I’ll See You Again Someday
A care manager reflects on a client’s passing
Connie was unlike anyone I have ever known. She lived with post-polio syndrome for most of her life, which left her with limited movement in her upper body and none in her lower body. Nonetheless she lived a full, beautiful life. She was a loving mother to two daughters who adored her, and a faithful wife to her husband, who had his own physical limitations.
Connie did not like asking for anything, and she would often devise creative ways to maintain not only her independence, but also the tasks she considered necessary as a wife and mother. She never had a mean word to say about anyone, and was grateful for everything she had.
About a year into my professional relationship with Connie as her care manager, I received a phone call from her husband. Connie, a breast cancer survivor, had been diagnosed with aggressive brain and liver cancer and was beginning home hospice care. Shortly after that call, I went to visit for our quarterly meeting. Her daughters warned me that Connie now spent most of her time sleeping with only brief moments of clarity. I am forever grateful that I caught her at one of these moments and was able to talk with her.
Sharing life’s lessons
I sat in her living room with her family, and we chatted pleasantly about our excitement for spring. Connie always took pride in her garden. As I was wrapping up the visit, Connie called me to the edge of her bed, took my hands in hers, and said, “Before you, all of this was so scary. All the paperwork, everything. I never felt respected and always felt small. Then you came along, and all of that changed. I knew I could trust you.” I was at a loss for words. I told her I was happy to help, and I was blessed to have her as a client.
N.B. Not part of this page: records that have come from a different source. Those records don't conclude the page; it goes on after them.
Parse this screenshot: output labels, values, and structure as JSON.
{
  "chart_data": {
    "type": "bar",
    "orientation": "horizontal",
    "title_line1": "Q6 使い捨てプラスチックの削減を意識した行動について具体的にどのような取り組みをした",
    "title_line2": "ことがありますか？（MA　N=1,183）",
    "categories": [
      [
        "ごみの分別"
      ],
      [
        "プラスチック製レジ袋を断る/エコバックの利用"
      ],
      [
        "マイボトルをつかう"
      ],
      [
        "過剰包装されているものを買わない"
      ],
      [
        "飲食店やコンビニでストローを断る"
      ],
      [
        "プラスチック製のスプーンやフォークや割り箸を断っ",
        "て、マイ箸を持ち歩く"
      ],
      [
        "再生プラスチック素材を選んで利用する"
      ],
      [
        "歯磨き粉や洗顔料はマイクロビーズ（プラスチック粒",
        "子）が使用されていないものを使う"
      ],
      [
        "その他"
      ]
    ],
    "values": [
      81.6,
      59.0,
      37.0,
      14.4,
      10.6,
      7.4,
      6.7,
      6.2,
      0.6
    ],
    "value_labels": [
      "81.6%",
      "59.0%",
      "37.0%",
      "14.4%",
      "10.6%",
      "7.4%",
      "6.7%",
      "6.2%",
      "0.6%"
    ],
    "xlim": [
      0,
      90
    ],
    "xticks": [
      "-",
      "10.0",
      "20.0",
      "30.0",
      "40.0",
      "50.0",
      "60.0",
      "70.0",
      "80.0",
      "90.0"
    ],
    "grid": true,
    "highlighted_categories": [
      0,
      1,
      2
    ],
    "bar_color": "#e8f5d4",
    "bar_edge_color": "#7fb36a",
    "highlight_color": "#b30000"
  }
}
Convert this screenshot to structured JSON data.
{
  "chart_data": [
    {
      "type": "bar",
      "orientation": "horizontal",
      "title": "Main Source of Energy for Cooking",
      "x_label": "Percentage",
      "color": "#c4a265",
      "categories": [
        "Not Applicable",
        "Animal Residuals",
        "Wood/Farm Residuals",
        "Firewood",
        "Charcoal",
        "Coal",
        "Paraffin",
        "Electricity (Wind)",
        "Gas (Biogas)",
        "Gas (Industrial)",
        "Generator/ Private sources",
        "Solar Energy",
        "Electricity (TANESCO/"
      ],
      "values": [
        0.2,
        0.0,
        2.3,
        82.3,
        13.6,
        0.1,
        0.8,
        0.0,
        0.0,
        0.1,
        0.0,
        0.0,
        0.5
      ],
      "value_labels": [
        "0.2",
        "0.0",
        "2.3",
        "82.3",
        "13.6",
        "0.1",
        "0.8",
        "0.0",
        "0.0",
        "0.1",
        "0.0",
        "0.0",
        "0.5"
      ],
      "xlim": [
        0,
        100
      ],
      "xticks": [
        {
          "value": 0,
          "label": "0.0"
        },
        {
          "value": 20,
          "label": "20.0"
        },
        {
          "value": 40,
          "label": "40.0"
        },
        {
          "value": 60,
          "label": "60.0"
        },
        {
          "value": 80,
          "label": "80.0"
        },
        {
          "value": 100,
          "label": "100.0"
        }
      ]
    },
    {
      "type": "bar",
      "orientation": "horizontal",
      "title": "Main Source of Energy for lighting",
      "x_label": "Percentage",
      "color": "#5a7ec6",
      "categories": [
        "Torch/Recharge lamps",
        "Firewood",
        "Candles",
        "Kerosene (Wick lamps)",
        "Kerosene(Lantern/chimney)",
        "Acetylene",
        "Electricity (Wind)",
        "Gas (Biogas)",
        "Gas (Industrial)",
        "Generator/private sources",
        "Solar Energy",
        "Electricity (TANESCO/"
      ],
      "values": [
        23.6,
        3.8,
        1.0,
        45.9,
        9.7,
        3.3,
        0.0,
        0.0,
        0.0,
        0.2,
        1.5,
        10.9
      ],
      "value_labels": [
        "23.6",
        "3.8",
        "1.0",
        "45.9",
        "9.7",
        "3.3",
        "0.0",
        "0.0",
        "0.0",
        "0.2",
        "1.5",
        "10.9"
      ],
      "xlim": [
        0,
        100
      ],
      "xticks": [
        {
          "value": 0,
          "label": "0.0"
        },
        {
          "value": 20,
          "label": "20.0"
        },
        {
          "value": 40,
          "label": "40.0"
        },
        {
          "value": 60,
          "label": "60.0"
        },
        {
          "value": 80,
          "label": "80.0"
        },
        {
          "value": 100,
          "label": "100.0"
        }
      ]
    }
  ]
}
Still at her bedside, her hands wrapped around mine, she said, “I’ll see you again someday.” I laughed and said, “Yes, I’ll be out in a few months for a home visit.” She smiled, closed her eyes and replied, “In Heaven.” I had to hold back tears as I told her, “Hopefully, both.” She opened her eyes and drew me in for a hug, telling me she loved me.
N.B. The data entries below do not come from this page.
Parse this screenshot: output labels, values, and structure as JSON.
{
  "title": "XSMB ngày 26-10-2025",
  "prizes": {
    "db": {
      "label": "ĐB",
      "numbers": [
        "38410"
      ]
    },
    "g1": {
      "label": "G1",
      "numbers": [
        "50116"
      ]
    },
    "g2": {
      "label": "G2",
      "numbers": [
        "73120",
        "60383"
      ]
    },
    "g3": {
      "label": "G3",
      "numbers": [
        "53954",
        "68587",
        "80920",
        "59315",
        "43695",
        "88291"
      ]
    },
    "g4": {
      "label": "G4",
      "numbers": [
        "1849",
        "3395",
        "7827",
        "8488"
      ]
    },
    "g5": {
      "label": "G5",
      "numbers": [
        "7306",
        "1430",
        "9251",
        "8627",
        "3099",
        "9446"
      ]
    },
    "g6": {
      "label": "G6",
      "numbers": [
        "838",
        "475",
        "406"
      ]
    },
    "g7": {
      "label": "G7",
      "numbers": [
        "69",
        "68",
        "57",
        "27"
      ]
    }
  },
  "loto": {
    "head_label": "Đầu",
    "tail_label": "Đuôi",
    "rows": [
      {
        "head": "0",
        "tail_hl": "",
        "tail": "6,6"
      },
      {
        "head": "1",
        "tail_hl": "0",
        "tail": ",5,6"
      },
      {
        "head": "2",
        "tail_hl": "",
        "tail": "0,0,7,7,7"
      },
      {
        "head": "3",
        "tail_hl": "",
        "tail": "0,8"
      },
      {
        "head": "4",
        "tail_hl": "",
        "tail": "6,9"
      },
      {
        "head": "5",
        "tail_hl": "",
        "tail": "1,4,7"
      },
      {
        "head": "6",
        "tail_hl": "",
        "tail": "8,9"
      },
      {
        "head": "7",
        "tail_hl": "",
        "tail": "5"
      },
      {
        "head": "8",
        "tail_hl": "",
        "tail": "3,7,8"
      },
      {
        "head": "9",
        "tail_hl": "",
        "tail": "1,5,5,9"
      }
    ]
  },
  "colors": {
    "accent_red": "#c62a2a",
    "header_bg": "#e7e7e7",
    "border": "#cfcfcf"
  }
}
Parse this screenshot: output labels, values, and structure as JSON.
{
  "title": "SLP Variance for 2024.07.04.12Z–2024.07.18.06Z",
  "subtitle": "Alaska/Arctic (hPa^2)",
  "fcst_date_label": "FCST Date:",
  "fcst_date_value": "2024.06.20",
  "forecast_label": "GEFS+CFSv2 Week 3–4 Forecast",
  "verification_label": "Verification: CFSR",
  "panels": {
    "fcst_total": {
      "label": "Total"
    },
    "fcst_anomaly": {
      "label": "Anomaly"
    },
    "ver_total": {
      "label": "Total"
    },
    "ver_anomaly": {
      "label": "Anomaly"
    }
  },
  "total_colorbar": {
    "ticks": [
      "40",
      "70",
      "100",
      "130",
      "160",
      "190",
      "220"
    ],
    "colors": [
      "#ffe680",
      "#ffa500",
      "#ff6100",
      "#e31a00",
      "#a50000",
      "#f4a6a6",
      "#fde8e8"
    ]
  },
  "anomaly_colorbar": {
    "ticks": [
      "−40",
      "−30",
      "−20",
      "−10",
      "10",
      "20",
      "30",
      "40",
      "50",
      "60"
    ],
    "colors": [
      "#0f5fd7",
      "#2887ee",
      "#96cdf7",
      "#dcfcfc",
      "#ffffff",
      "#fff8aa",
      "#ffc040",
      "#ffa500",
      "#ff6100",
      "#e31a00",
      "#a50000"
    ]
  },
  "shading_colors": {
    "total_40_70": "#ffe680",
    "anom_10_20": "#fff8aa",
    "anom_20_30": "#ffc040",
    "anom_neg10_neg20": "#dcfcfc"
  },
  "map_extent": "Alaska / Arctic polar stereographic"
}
A tear fell down my face. I quickly said goodbye to the family and hurried to my car, where I began to sob. A few weeks later, I received an email from Connie’s daughter, telling me she had died peacefully in her sleep, and that there would be a memorial service – but only happy thoughts, bright colors, and beautiful flowers – “because that’s who mom was.”
I think about Connie often and silently thank her for the beautiful lessons she has left with me. Clients aren’t just clients; they become family. And as painful as losing them is, the joy of the relationship is worth it.